Member of the Landtag of North Rhine-Westphalia
- In office 23 October 1953 – 12 July 1958
- Constituency: Party list (1953–1954); Bochum-Nordost [de] (1954–1958);

Member of the Bochum City Council
- In office 1946–?

Personal details
- Born: Erna Lohmann 6 March 1903 Harpen, Bochum, Kingdom of Prussia, German Empire
- Died: 3 September 1977 (aged 74) Bochum, North Rhine-Westphalia, West Germany
- Party: Social Democratic Party
- Spouse: Alfred Herchenröder

= Erna Herchenröder =

German trade unionist politician (1903–1977)

Erna Herchenröder-Lohmann (6 March 1903 – 3 September 1977) was a German trade unionist and politician who served in the Landtag of North Rhine-Westphalia from 1953 until 1958. A member of the Social Democratic Party, she represented portions of Bochum.

== Biography ==
Erna Herchenröder-Lohmann was born on 6 March 1903 in the Harpen neighborhood of Bochum in Westphalia. She was educated at elementary and business school. From a young age, Herchenröder was active in trade unions as a member of the Socialist Workers' Youth (Sozialistische Arbeiter-Jugend) from 1918 until 1925. From 1919 until 1922, she was an accountant in the Union of Miners of Germany and was a member of the General Federation of Free Employees. When she worked as a clerical assistant for the Bochum city administration from 1923 until 1928, she was concurrently a member of the Reich Union of German Municipal Officials. She later became a housewife, and was the managing director of the Herchenröder Company from 1940 until 1942/3.

A member of the Social Democratic Party since 1921, Herchenröder was elected to the Bochum city council in 1946, receiving 4,910 votes. On 23 October 1953, the SPD appointed her to the Landtag of North Rhine-Westphalia, filling a vacant seat in the party's state list (landesliste).

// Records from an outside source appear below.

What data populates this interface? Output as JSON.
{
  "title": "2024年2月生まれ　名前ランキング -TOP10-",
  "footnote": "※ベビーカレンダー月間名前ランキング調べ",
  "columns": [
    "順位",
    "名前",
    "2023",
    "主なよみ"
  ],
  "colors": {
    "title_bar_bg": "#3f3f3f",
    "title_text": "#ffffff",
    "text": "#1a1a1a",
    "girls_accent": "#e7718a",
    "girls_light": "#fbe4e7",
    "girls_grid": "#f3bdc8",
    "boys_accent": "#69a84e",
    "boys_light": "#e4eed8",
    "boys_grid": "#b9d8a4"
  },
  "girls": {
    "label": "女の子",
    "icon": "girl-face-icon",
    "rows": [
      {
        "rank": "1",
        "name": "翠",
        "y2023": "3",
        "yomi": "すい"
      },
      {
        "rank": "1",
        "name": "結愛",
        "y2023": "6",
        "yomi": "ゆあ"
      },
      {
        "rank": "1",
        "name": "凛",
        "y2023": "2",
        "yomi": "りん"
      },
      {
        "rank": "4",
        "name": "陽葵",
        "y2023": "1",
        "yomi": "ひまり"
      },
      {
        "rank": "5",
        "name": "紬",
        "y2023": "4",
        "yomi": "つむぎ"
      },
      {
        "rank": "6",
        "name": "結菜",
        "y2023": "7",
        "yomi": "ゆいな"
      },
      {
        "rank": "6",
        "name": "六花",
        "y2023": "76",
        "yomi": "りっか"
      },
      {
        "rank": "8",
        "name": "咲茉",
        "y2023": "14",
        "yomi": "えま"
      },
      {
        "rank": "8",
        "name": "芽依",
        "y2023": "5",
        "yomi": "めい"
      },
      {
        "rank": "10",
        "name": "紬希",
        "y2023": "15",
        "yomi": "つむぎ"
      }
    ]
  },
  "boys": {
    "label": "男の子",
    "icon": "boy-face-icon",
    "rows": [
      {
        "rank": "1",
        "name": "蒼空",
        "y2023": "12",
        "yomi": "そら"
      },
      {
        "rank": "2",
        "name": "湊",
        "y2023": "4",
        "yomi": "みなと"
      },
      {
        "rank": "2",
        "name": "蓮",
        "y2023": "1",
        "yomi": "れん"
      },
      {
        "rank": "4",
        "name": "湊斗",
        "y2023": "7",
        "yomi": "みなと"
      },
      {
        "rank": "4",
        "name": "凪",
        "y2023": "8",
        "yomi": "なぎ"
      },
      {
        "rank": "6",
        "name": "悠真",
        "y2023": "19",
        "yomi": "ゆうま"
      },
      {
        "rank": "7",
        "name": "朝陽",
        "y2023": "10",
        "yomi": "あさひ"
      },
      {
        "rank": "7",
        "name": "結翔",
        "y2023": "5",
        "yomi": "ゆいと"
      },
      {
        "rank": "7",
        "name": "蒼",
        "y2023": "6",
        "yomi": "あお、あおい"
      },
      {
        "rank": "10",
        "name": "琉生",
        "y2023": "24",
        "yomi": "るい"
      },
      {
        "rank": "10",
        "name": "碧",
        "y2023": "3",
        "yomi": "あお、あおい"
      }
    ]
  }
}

Herchenröder was elected for a full term in the 1954 North Rhine-Westphalia state election; standing in the Bochum-Nordost constituency, she received 49.3% of the vote (26,657 votes), a margin-of-victory of over 18%. While in the Landtag, she was a member of the social and women's policy committee. Herchenröder left office at the end of her term on 12 July 1958.

Herchenröder died in Bochum on 3 September 1977.